Dalam ilmu balaghoh, tepatnya dalam bab ilmu bayan. Yaitu yang berkedudukan
setelah ilmu maani dan sebelum ilmu badi. Ada tiga pembahasan yang akan dibahas
di dalamnya, yaitu tentang tasybih, majaz, dan kinayah. Dalam tulisan
kali ini, penulis mungkin tidak akan membahas tentang tasybih. Karena kali
ini penulis akan sedikit membahas tentang majaz dan kinayah.
Sebelumnya mari kita ulas kembali sedikit tentang pengertian majaz
dan kinayah.
المجاز: هو اللفظ المستعمل في غير ما وضع له في اصطلاح التخاطب لعلاقة
: مع قرينة، مانعة من إرادة المعنى الوضعى
Majaz adalah
lafadz yang digunakan bukan dalam makna aslinya dalam istilah pembicaraan
karena adanya alaqoh beserta qorinah, yang mencegah dimasukannya atau
digunakannya makna asli.
الكناية: لفظ
أريد به غير معناه الذي وضع له، مع جواز إرادة المعنى الأصلي لعدم وجود قرينة
مانعة من إرادته
Kinayah adalah
lafadz yang digunakan untuk menunjukan pada bukan makna aslinya, besertaan
boleh digunakan untuk menunjukan pada makna aslinya karena tidak adanya qorinah
yang mencegah untuk mendatangkan makna aslinya.

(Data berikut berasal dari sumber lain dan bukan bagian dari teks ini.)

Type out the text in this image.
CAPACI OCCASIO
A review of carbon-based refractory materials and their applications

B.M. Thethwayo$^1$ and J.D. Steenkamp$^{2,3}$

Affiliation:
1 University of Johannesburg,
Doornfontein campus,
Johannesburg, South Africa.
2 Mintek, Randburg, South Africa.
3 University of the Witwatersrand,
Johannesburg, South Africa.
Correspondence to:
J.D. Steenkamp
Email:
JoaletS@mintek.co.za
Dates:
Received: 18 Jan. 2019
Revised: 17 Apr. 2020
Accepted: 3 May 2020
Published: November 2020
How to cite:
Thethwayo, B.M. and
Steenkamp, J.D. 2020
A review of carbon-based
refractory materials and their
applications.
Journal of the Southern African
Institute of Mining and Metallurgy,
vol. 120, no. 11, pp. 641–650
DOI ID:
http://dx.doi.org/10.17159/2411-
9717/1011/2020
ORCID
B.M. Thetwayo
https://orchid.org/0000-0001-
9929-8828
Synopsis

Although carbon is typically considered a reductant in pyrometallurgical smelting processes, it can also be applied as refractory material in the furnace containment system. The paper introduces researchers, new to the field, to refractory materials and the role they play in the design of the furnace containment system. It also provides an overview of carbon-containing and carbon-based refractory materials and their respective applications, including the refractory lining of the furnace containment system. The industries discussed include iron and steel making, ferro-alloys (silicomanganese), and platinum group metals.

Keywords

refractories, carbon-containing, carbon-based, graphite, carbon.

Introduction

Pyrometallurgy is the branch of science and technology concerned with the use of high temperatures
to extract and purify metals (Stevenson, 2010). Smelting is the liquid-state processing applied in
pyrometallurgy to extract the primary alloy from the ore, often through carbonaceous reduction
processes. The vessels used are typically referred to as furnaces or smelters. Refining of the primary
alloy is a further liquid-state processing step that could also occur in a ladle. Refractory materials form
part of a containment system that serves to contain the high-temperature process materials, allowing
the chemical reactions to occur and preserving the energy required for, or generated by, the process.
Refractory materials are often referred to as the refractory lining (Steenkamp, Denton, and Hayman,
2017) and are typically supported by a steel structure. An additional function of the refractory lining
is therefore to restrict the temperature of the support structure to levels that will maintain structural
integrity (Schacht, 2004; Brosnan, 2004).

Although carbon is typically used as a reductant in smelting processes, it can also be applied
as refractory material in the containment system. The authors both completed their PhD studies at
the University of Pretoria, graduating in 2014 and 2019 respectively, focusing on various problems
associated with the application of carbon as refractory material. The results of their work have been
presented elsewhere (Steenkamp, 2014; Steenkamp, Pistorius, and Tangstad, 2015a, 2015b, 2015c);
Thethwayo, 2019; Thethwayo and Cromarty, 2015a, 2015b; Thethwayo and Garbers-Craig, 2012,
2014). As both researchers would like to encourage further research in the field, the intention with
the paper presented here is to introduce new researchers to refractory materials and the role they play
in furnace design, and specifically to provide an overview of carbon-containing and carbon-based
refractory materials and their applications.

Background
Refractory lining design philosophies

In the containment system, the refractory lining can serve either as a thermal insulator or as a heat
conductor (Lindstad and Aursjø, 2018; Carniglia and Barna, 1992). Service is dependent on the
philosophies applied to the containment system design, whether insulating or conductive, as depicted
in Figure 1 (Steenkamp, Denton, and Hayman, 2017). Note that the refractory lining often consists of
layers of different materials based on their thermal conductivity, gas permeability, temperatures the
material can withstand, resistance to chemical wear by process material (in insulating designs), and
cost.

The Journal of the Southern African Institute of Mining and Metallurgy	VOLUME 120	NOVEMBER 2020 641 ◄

Langsung saja mari kita lihat contoh
dari keduanya.
وينزل لكم من السماء رزقا
Dan menurunkan
rezeki dari langit untukmu
Kalimat di atas adalah contoh dari majaz, yaitu majaz
musabbabiyah (akibat). Karena lafadz rizqon adalah menjadi musabbab
atau dalam bahasa Indonesianya adalah akibat. Rezeki ini akibat dari hujan. Karena
hujan yang kemudian menumbuhkan dan mensuburkan tanaman yang kemudian menjadi
rezeki bagi manusia.
زيد طويل النجاد
Zaid itu
panjang sarung pedangnya.
Kalimat di atas adalah contoh dari kinayah. Karena dari kalimat ini
mempunyai dua makna, yang tersurat dan yang tersirat. Yang tersuratnya jelas
Zaid mempunyai sarung pedang yang panjang. Yang tersiratnya adalah Zaid seorang
yang pemberani. Kenapa makna yang tersiratnya itu Zaid seseorang yang
pemberani? Karena lazimnya jika sarung pedangnya itu panjang, maka orang yang
memiliki pedang itu adalah orang yang tinggi besar, dan orang yang tinggi besar
itu lazimnya seseorang yang gagah dan pemberani.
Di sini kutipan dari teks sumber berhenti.